Menores desaparecidos en Guadalajara: cómo se los llevaron
Guadalajara, Jalisco. Los menores desaparecidos en Guadalajara se han convertido en una emergencia. En apenas mes y medio, al menos 12 adolescentes de entre 14 y 17 años desaparecieron en el área metropolitana. Todos vivían en El Salto, Tlajomulco de Zúñiga, Zapopan y Tonalá. Ninguno se conocía entre sí. Las autoridades estatales ya confirman lo que las familias temían: al menos 5 fueron reclutados por grupos criminales y trasladados a otros estados.
Cómo se los llevaron
Los patrones son escalofriantes. Dominic Gabriel le dijo a su papá que iba a comprar una paleta y nunca regresó. Jeremi Alejandro salió de casa a las 4:45 de la tarde; las cámaras de seguridad lo captaron llorando. A Carlos Humberto, dos amigos lo vieron subir a un taxi del que nunca bajó.
Algunos enviaron mensajes después de desaparecer. Dijeron que «se fueron a trabajar» o que estaban «bien». La novia de Jeremi recibió un mensaje diciendo que aún estaba en una casa de seguridad en Guadalajara y que pronto lo trasladarían a otro estado. Facundo Vidal, de 17 años, pidió su CURP antes de irse.
La certeza más dolorosa
Martha Leticia Bonilla, madre de David Emiliano (desaparecido el 14 de junio en Tonalá), ya sabe dónde está su hijo. Un joven herido en Nayarit llegó a un hospital y contó que conoció a David, que lo estuvo protegiendo y que lo tienen «encartuchando armas» (armando y limpiando armas de fuego).
Los rastreos telefónicos de la fiscalía apuntan a tres estados: Zacatecas, Michoacán y Nayarit, o a centros de adiestramiento dentro de Jalisco.
El nuevo método de reclutamiento
El aumento de menores desaparecidos en Guadalajara no es casualidad. Desde 2024, investigaciones periodísticas documentaron que decenas de jóvenes eran reclutados en la Central Camionera de Tlaquepaque a través de redes sociales. Ahora el patrón cambió: la edad bajó y los sacan de sus propios entornos.
ALERTA A LAS FAMILIAS: CUIDEN A SUS HIJOS
Hermano, aquí hago un alto porque esto es urgente. La situación en algunas partes del país está muy difícil y los criminales ya no discriminan por edad. Se llevan a los menores a la fuerza o con engaños, y una vez que los tienen, las familias pierden lo que más aman en la vida.
Qué están haciendo los criminales:
- Engaños por redes sociales: Ofrecen trabajos fáciles, bien pagados, «de medio tiempo». Los contactan por TikTok, Instagram, Facebook o WhatsApp.

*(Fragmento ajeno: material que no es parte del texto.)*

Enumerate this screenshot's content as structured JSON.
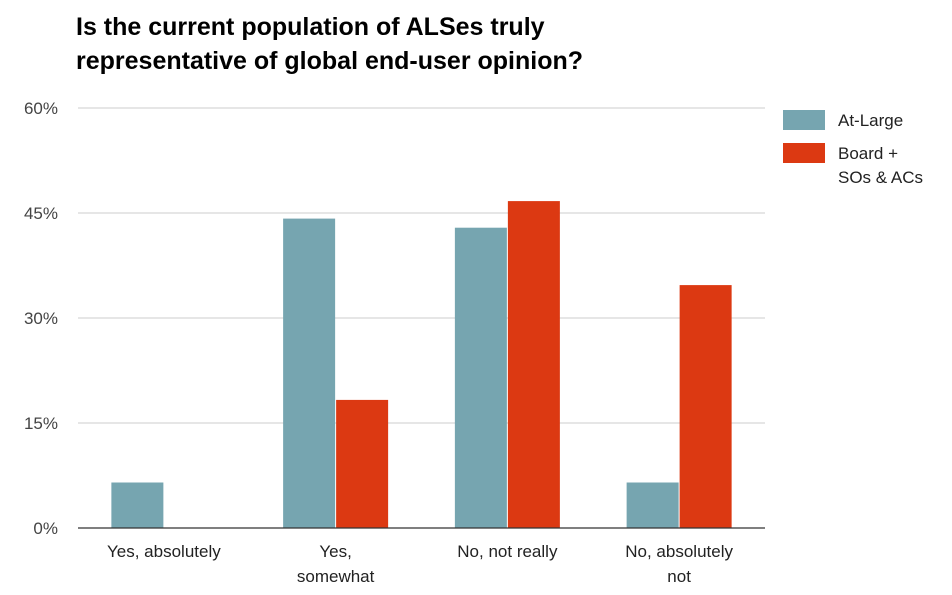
{
  "chart_data": {
    "type": "bar",
    "title": "Is the current population of ALSes truly representative of global end-user opinion?",
    "categories": [
      [
        "Yes, absolutely"
      ],
      [
        "Yes,",
        "somewhat"
      ],
      [
        "No, not really"
      ],
      [
        "No, absolutely",
        "not"
      ]
    ],
    "series": [
      {
        "name": [
          "At-Large"
        ],
        "color": "#76a5b0",
        "values": [
          6.5,
          44.2,
          42.9,
          6.5
        ]
      },
      {
        "name": [
          "Board +",
          "SOs & ACs"
        ],
        "color": "#dc3912",
        "values": [
          0,
          18.3,
          46.7,
          34.7
        ]
      }
    ],
    "yticks": [
      "0%",
      "15%",
      "30%",
      "45%",
      "60%"
    ],
    "ytick_values": [
      0,
      15,
      30,
      45,
      60
    ],
    "ylim": [
      0,
      60
    ],
    "grid": true,
    "legend_position": "right"
  }
}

- Reclutamiento entre pares: Usan a otros jóvenes (a veces víctimas anteriores) para acercarse a sus hijos y generar confianza.
- Secuestros exprés: Los suben a taxis o vehículos cuando van a la tienda, a la escuela o a ver amigos.
- Falsas ofertas laborales: Les piden documentos oficiales (CURP, INE) con la promesa de un empleo que nunca llega.
Qué deben hacer las familias HOY:
- Hablen con sus hijos. Pregunten con quién salen, dónde van, qué les ofrecen en redes. No es control, es protección.
- Revisen sus redes sociales. Vean quiénes los contactan, qué grupos siguen, qué trabajos les ofrecen.
- Establezcan reglas claras: Hora de llegada, rutas seguras, compartir ubicación en tiempo real cuando salgan.
- Eduquen sobre el peligro: Los trabajos «fáciles y bien pagados» no existen. Si suena demasiado bueno, es una trampa.
- Conozcan a sus amigos: Invítenlos a casa, sepan quiénes son, dónde viven.
- Reporten inmediatamente: Si su hijo no llega a tiempo, no esperen 24 horas. Acudan a la fiscalía y a la Comisión de Búsqueda de inmediato.
Los criminales saben que los menores son más fáciles de manipular, menos sospechosos y más obedientes. Por eso los buscan. No dejen que su familia sea la siguiente historia.
Las familias de los 12 desaparecidos piden intervención federal urgente. Los cárteles siguen arrebatando jóvenes de sus hogares, y mientras las autoridades locales hacen lo que pueden, el problema crece cada día.